ほんしてんかいけい
本支店会計
本店と支店がそれぞれ独立して会計処理を行う際に用いる仕組みです。各拠点の損益を明確にし、支店勘定と本店勘定を用いて、両者の取引を一致させることが重要です。
詳しい説明
本店と支店がそれぞれ独立した会計帳簿を持ち、個別に決算を行う場合に用いる会計処理の仕組みです。各拠点での損益を把握し、全社的な経営成績を管理するために行います。本店と支店の間の取引を、支店勘定と本店勘定という特殊な勘定科目を用いて処理するのが特徴です。
日商簿記検定では、本店帳簿と支店帳簿を合併して財務諸表を作成する「合併財務諸表」の作成問題が頻出します。内部取引の消去、未達事項の整理、内部利益の控除といった手続きが重要です。特に、支店が本店へ送金したのに本店で未着であるケースなどは定番の出題です。

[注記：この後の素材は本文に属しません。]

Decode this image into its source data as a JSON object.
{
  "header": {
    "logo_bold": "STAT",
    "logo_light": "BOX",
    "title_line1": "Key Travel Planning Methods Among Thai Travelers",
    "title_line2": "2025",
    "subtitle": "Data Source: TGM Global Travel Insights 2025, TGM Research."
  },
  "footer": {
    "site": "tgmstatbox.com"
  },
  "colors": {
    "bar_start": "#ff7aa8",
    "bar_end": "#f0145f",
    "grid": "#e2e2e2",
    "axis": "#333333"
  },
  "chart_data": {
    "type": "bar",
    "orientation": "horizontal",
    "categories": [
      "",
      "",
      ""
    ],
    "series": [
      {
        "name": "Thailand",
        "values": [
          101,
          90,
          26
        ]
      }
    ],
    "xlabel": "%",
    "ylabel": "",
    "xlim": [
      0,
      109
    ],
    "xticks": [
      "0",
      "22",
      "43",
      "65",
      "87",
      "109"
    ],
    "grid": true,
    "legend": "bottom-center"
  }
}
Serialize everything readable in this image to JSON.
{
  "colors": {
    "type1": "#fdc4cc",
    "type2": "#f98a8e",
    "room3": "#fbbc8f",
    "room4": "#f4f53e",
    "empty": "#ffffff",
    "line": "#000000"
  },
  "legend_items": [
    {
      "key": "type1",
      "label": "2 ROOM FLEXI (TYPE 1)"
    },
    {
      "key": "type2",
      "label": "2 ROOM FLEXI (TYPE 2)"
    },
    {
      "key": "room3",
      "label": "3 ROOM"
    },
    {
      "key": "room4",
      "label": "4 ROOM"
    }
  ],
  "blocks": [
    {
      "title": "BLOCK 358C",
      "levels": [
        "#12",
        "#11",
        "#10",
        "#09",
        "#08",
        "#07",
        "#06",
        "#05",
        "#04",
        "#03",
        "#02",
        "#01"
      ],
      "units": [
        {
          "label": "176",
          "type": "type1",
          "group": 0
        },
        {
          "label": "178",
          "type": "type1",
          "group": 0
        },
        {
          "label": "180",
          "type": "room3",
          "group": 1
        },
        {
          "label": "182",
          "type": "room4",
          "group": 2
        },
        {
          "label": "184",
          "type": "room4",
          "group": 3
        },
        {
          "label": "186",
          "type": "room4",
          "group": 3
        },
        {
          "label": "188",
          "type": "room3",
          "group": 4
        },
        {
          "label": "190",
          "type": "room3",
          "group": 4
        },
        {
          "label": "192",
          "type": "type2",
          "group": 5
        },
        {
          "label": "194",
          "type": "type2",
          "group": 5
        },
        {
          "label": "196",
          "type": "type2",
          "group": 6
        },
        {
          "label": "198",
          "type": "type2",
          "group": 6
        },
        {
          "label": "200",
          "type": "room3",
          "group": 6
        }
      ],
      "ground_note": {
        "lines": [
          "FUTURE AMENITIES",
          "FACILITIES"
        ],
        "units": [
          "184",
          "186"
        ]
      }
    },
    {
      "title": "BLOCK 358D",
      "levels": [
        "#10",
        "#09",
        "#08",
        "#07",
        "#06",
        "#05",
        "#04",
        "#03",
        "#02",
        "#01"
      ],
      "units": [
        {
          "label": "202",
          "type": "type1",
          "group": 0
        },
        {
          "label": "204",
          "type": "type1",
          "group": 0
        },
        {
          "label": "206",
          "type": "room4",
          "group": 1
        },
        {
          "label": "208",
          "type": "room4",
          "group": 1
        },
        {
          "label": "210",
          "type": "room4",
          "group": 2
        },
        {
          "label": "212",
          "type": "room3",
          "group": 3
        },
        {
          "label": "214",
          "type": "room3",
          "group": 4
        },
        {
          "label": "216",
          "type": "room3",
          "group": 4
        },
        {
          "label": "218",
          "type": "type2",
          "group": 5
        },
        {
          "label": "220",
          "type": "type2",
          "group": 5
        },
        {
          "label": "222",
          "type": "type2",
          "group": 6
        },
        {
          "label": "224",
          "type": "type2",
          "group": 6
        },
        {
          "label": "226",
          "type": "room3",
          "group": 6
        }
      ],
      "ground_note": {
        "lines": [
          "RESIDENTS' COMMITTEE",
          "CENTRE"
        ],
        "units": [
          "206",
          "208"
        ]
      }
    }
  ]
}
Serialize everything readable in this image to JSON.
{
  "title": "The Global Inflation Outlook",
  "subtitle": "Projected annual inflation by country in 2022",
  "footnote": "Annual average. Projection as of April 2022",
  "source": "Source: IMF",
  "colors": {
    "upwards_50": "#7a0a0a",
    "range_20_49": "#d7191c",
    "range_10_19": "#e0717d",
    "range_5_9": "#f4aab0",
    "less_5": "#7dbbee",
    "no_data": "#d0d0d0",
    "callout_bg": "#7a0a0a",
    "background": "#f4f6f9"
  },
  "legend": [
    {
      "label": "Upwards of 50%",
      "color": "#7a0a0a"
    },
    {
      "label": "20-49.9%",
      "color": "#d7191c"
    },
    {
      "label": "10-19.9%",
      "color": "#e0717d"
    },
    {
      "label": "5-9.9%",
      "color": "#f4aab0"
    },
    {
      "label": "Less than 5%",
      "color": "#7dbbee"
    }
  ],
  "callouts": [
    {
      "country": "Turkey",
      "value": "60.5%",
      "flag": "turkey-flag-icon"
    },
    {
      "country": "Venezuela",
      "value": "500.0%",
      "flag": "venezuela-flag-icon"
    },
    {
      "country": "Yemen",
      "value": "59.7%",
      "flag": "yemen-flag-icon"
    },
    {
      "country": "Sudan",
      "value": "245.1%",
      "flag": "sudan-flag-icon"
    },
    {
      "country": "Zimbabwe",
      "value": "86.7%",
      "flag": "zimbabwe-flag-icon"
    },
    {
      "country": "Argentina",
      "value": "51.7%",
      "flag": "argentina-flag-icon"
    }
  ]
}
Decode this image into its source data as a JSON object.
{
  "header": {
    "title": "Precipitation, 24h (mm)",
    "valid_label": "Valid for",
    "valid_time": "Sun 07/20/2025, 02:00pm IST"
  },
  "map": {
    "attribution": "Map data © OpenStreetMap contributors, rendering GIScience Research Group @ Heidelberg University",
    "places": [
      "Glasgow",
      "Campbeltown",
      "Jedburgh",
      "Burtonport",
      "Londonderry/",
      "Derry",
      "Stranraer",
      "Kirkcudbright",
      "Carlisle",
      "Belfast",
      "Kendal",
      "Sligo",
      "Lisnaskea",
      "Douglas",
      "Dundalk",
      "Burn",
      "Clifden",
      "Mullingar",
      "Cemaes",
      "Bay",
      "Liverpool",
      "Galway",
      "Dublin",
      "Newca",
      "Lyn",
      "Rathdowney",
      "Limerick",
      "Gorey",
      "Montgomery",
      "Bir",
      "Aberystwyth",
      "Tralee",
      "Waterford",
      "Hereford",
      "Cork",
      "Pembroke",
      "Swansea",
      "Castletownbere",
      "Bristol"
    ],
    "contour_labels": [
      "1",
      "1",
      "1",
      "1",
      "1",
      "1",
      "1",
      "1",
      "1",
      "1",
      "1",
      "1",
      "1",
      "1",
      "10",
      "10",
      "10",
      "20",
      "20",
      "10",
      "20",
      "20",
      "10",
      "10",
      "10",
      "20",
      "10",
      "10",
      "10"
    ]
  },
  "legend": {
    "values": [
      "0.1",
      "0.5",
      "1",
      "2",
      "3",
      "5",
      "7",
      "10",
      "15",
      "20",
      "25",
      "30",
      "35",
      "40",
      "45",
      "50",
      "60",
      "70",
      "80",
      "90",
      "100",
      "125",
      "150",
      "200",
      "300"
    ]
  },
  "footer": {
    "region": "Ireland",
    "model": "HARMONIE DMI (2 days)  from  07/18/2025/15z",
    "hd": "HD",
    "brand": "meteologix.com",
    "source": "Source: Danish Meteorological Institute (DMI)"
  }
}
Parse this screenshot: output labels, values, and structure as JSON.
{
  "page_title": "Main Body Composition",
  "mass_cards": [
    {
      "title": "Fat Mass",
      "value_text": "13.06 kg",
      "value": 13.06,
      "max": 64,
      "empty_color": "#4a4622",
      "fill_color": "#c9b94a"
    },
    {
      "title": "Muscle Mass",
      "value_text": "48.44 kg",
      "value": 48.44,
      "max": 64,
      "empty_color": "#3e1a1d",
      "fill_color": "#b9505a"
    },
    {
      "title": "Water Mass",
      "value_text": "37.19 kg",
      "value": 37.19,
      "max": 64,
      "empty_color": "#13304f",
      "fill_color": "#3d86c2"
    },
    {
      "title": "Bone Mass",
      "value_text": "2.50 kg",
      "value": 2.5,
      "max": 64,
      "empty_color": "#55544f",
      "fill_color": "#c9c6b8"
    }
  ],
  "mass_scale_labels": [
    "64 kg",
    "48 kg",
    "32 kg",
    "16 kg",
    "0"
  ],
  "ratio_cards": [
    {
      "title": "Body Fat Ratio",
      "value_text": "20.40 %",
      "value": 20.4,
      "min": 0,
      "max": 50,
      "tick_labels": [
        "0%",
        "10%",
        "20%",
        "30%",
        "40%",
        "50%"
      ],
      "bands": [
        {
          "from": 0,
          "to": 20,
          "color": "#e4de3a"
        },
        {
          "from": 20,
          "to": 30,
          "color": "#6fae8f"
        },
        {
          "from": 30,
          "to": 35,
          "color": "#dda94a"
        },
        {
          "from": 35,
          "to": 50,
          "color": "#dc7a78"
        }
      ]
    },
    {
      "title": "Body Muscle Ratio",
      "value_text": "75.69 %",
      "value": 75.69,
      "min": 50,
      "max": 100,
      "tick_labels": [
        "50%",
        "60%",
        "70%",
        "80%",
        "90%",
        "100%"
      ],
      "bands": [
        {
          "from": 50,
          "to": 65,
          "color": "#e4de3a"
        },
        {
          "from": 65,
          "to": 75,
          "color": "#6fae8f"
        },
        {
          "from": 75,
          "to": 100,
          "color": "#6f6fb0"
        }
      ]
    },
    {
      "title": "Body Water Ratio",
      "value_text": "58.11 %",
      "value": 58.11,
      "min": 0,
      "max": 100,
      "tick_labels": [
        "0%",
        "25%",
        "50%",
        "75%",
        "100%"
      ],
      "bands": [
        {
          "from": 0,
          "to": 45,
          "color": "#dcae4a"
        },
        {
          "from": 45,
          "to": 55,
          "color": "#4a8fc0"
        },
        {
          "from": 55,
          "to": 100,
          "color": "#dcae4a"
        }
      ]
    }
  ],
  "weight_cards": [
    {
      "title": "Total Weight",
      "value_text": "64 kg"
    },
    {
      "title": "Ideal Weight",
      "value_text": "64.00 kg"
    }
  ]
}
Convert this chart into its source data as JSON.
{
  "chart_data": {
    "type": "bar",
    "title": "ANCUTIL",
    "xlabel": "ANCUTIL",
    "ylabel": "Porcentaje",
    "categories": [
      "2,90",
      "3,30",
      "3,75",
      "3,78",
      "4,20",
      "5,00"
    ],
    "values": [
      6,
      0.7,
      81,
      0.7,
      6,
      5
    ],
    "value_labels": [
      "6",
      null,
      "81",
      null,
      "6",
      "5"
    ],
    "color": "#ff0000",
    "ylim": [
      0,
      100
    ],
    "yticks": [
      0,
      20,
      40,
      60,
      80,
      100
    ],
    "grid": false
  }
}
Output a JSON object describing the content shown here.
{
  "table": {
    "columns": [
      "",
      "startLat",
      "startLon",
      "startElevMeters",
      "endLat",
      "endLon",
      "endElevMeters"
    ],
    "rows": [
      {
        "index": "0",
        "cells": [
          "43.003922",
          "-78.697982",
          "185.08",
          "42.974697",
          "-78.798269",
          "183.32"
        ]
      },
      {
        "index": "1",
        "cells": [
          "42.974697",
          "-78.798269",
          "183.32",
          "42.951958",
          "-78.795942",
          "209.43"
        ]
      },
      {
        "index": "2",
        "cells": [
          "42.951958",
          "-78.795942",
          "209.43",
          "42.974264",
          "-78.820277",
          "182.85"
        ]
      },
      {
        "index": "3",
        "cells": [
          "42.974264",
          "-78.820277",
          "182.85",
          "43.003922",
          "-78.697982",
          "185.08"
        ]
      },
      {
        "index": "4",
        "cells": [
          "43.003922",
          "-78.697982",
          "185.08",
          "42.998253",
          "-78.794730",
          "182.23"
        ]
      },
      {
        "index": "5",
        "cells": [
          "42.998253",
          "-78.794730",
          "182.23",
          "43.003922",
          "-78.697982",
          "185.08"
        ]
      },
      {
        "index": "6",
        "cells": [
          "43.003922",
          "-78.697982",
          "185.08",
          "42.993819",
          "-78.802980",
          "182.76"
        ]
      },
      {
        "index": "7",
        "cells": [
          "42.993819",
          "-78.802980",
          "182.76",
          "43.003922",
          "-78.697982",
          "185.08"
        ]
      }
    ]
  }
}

支店勘定と本店勘定は常に金額が一致しなければなりません。もし不一致が生じる場合は、どちらか一方で記録漏れや計算ミスがあることを意味します。検定試験では、不一致の原因を特定して修正する能力も問われます。
例えば、本店が支店に商品を仕入れて送った場合、本店は「支店勘定」を借方に記入し、支店は「本店勘定」を貸方に記入します。これにより、両者の間での債権債務関係が記録されます。最終的にはこの両勘定を相殺して、グループ全体としての数字をまとめます。
試験で問われること
日商簿記検定
- 本店勘定と支店勘定の照合と不一致原因の修正が計算問題で問われます。
- 支店から本店への利益振替や、未達取引(送金未着など)の処理が頻出します。
- 合併財務諸表の作成において、内部利益の控除(未実現利益の消去)が重要です。